Current base miner implementation is based on recently released TRELLIS 2 mesh generation model. TRELLIS.2 is a state-of-the-art large 3D generative model (4B parameters) designed for high-fidelity image-to-3D generation. It leverages a novel "field-free" sparse voxel structure termed O-Voxel to reconstruct and generate arbitrary 3D assets with complex topologies, sharp features, and full PBR materials.
To run this generator you will need a GPU with at least 48 GB of VRAM. It can work with GPUs from NVIDIA Blackwell family. You can run it on Geforce 5090 RTX if the generation settings are set to 512 resolution when you call run(...) method (see serve.py).
- latest docker package (we provide docker file in "docker" folder) or latest conda environment (we provide "conda_env.yml");
- NVIDIA GPU with cuda 12.8 support
- python 3.11
The code needs access to the gated model (commercially compliant) on huggingface: https://huggingface.co/facebook/dinov3-vitl16-pretrain-lvd1689m
- Docker (building & pushing to remote register):
cd /docker
docker build --build-arg GITHUB_USER="" --build-arg GITHUB_TOKEN="" -t docker_name:docker-tag .

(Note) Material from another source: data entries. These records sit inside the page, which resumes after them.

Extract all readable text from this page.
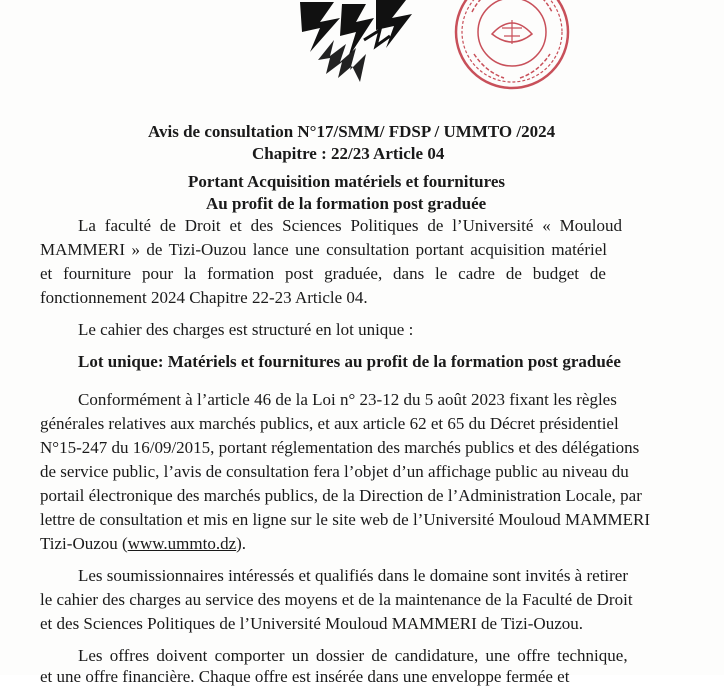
Avis de consultation N°17/SMM/ FDSP / UMMTO /2024

Chapitre : 22/23 Article 04

Portant Acquisition matériels et fournitures

Au profit de la formation post graduée

La faculté de Droit et des Sciences Politiques de l’Université « Mouloud

MAMMERI » de Tizi-Ouzou lance une consultation portant acquisition matériel

et fourniture pour la formation post graduée, dans le cadre de budget de

fonctionnement 2024 Chapitre 22-23 Article 04.

Le cahier des charges est structuré en lot unique :

Lot unique: Matériels et fournitures au profit de la formation post graduée

Conformément à l’article 46 de la Loi n° 23-12 du 5 août 2023 fixant les règles

générales relatives aux marchés publics, et aux article 62 et 65 du Décret présidentiel

N°15-247 du 16/09/2015, portant réglementation des marchés publics et des délégations

de service public, l’avis de consultation fera l’objet d’un affichage public au niveau du

portail électronique des marchés publics, de la Direction de l’Administration Locale, par

lettre de consultation et mis en ligne sur le site web de l’Université Mouloud MAMMERI

Tizi-Ouzou (www.ummto.dz).

Les soumissionnaires intéressés et qualifiés dans le domaine sont invités à retirer

le cahier des charges au service des moyens et de la maintenance de la Faculté de Droit

et des Sciences Politiques de l’Université Mouloud MAMMERI de Tizi-Ouzou.

Les offres doivent comporter un dossier de candidature, une offre technique,

et une offre financière. Chaque offre est insérée dans une enveloppe fermée et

docker tag docker_name:docker-tag docker-register-path:docker-register-name
docker push docker-register-path:docker-register-name - Conda Env. (shell script will install everything you need to run the project):
# to install conda env
bash setup_env.sh
# to uninstall conda env
bash cleanup_env.sh- Docker (run locally):
docker run --gpus all -it docker_name:docker-tag bash
# outside docker
curl -X POST "http://0.0.0.0:10006/generate" -F prompt_image_file=@sample_image.png -o sample_model.glb
- Conda Env.:
# start pm2 process
pm2 start generation.config.js
# view logs
pm2 logs
# send prompt image
curl -X POST "http://0.0.0.0:10006/generate" -F prompt_image_file=@sample_image.png -o sample_model.glb
This model and code are released under the MIT License.